Sisters Jane Frances Nabakaawa (left) and Antony Tebitendwa share a laugh over whether to cover their veils with their hoods on a cold winter afternoon.
The sisters are part of a longstanding tradition that goes back nearly half a century to the fall of 1960. It was that year when sisters Teresa of Avila and Maria Leonsia of the Daughters of Mary came to the university on full scholarships provided by SU’s Jesuit community. Except during the reign of dictator Idi Amin Dada in the 1970s, when the Daughters of Mary of Uganda were forced into hiding, the Jesuits have continued to give scholarships to sisters from the order. The scholarships typically cover undergraduate and graduate, or master’s-level, work.
While the Jesuits provide the funding, the Sisters of Providence provide everything else the women need, including room and board at the St. Joseph Residence in West Seattle. The Jesuits and the Sisters of Providence work together on the partnership as an answer to Pope John XXIII’s call for religious men and women to foster relationships with developing countries. Once their studies are completed, the women return to Uganda to use their newly acquired education in service to the poor in their communities.

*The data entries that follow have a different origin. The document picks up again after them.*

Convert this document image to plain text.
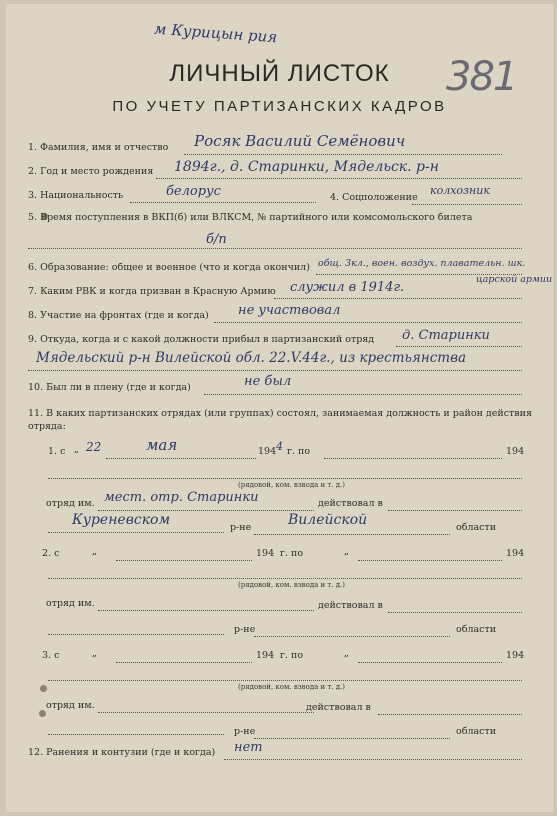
м Курицын рия
ЛИЧНЫЙ ЛИСТОК
ПО УЧЕТУ ПАРТИЗАНСКИХ КАДРОВ
381
1. Фамилия, имя и отчество Росяк Василий Семёнович
2. Год и место рождения 1894г., д. Старинки, Мядельск. р-н
3. Национальность	белорус	4. Соцположение
колхозник
5. Время поступления в ВКП(б) или ВЛКСМ, № партийного или комсомольского билета
б/п
6. Образование: общее и военное (что и когда окончил) общ. 3кл., воен. воздух. плавательн. шк.
царской армии
7. Каким РВК и когда призван в Красную Армию служил в 1914г.
8. Участие на фронтах (где и когда) не участвовал
9. Откуда, когда и с какой должности прибыл в партизанский отряд д. Старинки
Мядельский р-н Вилейской обл. 22.V.44г., из крестьянства
10. Был ли в плену (где и когда)	не был
11. В каких партизанских отрядах (или группах) состоял, занимаемая должность и район действия отряда:
1. с „ 22	мая	194 4 г. по	194
(рядовой, ком. взвода и т. д.)
отряд им. мест. отр. Старинки	действовал в
Куреневском	р-не	Вилейской	области
2. с	„	194 г. по	„	194
(рядовой, ком. взвода и т. д.)
отряд им.	действовал в
р-не	области
3. с	„	194 г. по	„	194
(рядовой, ком. взвода и т. д.)
отряд им.	действовал в
р-не	области
12. Ранения и контузии (где и когда) нет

“The community sends us according to the needs it has at home,” Sister Nabakaawa says. “They bring us here to train us to go back and serve in that particular field.”
Nabakaawa had a degree in education and worked as a high school teacher in Uganda before coming to SU in 2003, where she found herself in classes with students not much older than those she taught back home.

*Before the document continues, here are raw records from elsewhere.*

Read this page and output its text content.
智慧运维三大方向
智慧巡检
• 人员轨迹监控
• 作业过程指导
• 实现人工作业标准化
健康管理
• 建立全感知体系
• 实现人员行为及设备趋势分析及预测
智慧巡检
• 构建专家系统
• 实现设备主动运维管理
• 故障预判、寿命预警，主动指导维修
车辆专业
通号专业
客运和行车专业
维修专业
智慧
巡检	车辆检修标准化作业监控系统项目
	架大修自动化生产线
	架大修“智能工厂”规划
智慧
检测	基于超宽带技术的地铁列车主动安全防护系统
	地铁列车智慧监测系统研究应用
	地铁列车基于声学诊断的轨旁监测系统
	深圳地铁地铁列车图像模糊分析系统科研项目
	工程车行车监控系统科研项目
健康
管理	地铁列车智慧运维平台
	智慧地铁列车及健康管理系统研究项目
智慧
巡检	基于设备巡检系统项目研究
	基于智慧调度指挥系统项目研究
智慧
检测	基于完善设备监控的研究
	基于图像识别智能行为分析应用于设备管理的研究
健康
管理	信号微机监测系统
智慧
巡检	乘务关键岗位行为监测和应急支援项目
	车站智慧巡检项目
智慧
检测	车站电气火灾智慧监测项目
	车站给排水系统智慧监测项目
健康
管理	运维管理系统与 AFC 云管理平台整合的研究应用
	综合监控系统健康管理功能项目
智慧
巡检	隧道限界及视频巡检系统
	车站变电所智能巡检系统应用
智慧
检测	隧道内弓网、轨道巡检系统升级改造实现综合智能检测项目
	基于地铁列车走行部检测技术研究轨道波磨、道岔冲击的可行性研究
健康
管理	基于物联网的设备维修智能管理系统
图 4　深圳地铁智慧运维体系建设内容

In 2007, she earned a bachelor’s degree in theology and is now working on a master’s in divinity from the School of Theology and Ministry. “They are preparing me to teach perhaps in seminar or the novitiates,” she says of her plans, post-SU. Over the years the sisters have earned degrees in a range of fields, from nursing to theology to accounting.
In me there is a trait of caring for the poor and the needy, having experienced suffering myself. Looking at the spirit of helping here at Seattle University, I feel fulfilled.
—Sister Jane Frances Nabakaawa
What they take away from their work at SU is much more than a degree. “My experience at Seattle U was very inspiring,” says Sister Catherine Gorreth Nakatudde, who came to SU in 1991, and went on to earn a degree in history and religious studies, and a master’s in pastoral studies. She says, “I learned to be creative, to be active in my teaching, and to embrace people of different cultures. I learned to address people without fear and to use my talent of teaching fully.”
Lynn Chappell, one of the Sisters of Providence who has worked with the Ugandan sisters, was in the same class with the first Daughters of Mary who came to Seattle, and has maintained a close relationship with them since.
“The sacrifices they’ve made in coming to a new culture so far from friends and family are amazing,” Sister Chappell says. “Some have had family members die [while attending SU] and didn’t get back to see them again. It’s a huge sacrifice for them.”
But such personal difficulties and hardships are minor compared with what many of the Ugandan women have experienced.
Sister Nabakaawa recalls when she was 9 years old and forced to hide for three months in a forest with her family to avoid Amin’s soldiers. When they came out of hiding they returned home to their farm, which was destroyed. The traumatic event was a turning point in their lives, Sister Nabakaawa says.
“God protected us, then my parents devoted themselves to helping the children who were orphans,” she says.
Sister Nabakaawa credits this period in her life for her devotion to the poor and to children, in particular. She marvels that at SU, students and faculty who have never known poverty want to do something to help the less fortunate.
“In me there is a trait of caring for the poor and the needy, having experienced suffering myself,” she says. “Looking at the spirit of helping here at Seattle University, I feel fulfilled.”